Потрясающие слова эти были сказаны так, как будто девушка вспомнила дурной сон. Да и я, в первую минуту, принял её слова так, как будто они только неожиданное «вводное предложение», ненужно вставленное в живые строки рассказа.

Так же, как юноши, девицы здоровы, так же «благовоспитанно» держатся, работают во всю силу и с тем жаром, который даже тяжёлую работу делает весёлой игрой. Они – «хозяйки» колонии, тоже разделены на отряды, тоже имеют своих «командиров». Они моют, шьют, чинят, работают в поле, на огороде. В столовой, спальнях колонии чисто и, хотя не «богато», серо, но – уютно. Руки девушек украсили углы и стены ветками зелени, букетами полевых цветов, пучками сухих пахучих трав. Всюду чувствуется любовный труд и стремление украсить жизнь четырёх сотен маленьких людей.

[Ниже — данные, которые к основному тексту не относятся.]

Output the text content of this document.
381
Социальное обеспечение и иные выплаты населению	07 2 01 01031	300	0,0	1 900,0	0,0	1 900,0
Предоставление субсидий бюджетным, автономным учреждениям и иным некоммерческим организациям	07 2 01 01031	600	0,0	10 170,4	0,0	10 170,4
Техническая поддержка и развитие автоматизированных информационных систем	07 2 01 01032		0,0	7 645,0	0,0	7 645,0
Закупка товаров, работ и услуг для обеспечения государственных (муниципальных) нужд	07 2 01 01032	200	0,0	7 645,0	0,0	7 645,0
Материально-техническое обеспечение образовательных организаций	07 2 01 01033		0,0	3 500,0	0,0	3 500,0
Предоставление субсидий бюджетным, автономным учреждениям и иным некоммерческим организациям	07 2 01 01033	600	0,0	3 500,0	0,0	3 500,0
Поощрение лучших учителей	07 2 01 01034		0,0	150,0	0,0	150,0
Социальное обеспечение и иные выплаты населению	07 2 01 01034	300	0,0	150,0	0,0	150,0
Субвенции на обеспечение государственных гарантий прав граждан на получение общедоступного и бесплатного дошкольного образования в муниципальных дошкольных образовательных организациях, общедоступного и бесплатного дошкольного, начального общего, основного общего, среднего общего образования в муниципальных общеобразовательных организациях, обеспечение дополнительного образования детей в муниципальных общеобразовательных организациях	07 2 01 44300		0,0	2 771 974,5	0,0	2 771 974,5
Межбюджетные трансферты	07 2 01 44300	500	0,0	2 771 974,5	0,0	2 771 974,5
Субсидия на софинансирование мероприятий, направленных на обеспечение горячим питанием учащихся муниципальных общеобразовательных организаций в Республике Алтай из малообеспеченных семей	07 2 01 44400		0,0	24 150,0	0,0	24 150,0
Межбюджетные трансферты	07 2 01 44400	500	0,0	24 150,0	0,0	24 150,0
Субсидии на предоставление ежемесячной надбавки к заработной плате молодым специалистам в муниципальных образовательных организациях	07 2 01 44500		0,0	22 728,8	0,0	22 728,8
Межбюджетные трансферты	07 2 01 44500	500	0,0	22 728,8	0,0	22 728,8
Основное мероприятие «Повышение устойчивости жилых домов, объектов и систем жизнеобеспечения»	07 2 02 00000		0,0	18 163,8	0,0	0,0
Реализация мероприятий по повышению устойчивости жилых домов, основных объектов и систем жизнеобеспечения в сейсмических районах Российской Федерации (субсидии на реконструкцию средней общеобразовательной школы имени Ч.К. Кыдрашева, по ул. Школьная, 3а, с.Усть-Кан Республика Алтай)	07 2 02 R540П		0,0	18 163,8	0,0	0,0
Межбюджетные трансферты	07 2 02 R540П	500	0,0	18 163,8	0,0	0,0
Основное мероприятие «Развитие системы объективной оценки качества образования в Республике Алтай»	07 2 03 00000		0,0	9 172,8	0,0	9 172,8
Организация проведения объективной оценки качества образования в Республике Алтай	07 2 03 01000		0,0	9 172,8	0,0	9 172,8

Кто мог столь неузнаваемо изменить, перевоспитать сотни детей, так жестоко и оскорбительно помятых жизнью? Организатором и заведующим колонией является А. С. Макаренко. Это бесспорно талантливый педагог. Колонисты действительно любят его и говорят о нём тоном такой гордости, как будто они сами создали его. Он – суровый по внешности, малословный человек лет за сорок, с большим носом, с умными и зоркими глазами, он похож на военного и на сельского учителя из «идейных». Говорит хрипло, сорванным или простуженным голосом, двигается медленно и всюду поспевает, всё видит, знает каждого колониста, характеризует его пятью словами и так, как будто делает моментальный фотографический снимок с его характера. У него, видимо, развита потребность мимоходом, незаметно, приласкать малыша, сказать каждому из них ласковое слово, улыбнуться, погладить по стриженой голове.

На собраниях командиров, когда они деловито обсуждают ход работы в колонии, вопросы питания, указывают друг другу на промахи в работе отрядов, на различные небрежности, ошибки, – Антон Макаренко сидит в стороне и лишь изредка вставляет в беседу два-три слова. Почти всегда это слова упрёка, но он произносит их как старший товарищ. Его слушают внимательно и не стесняются спорить с ним – как с двадцать пятым товарищем, который признан двадцатью четырьмя умней, опытней, чем все они.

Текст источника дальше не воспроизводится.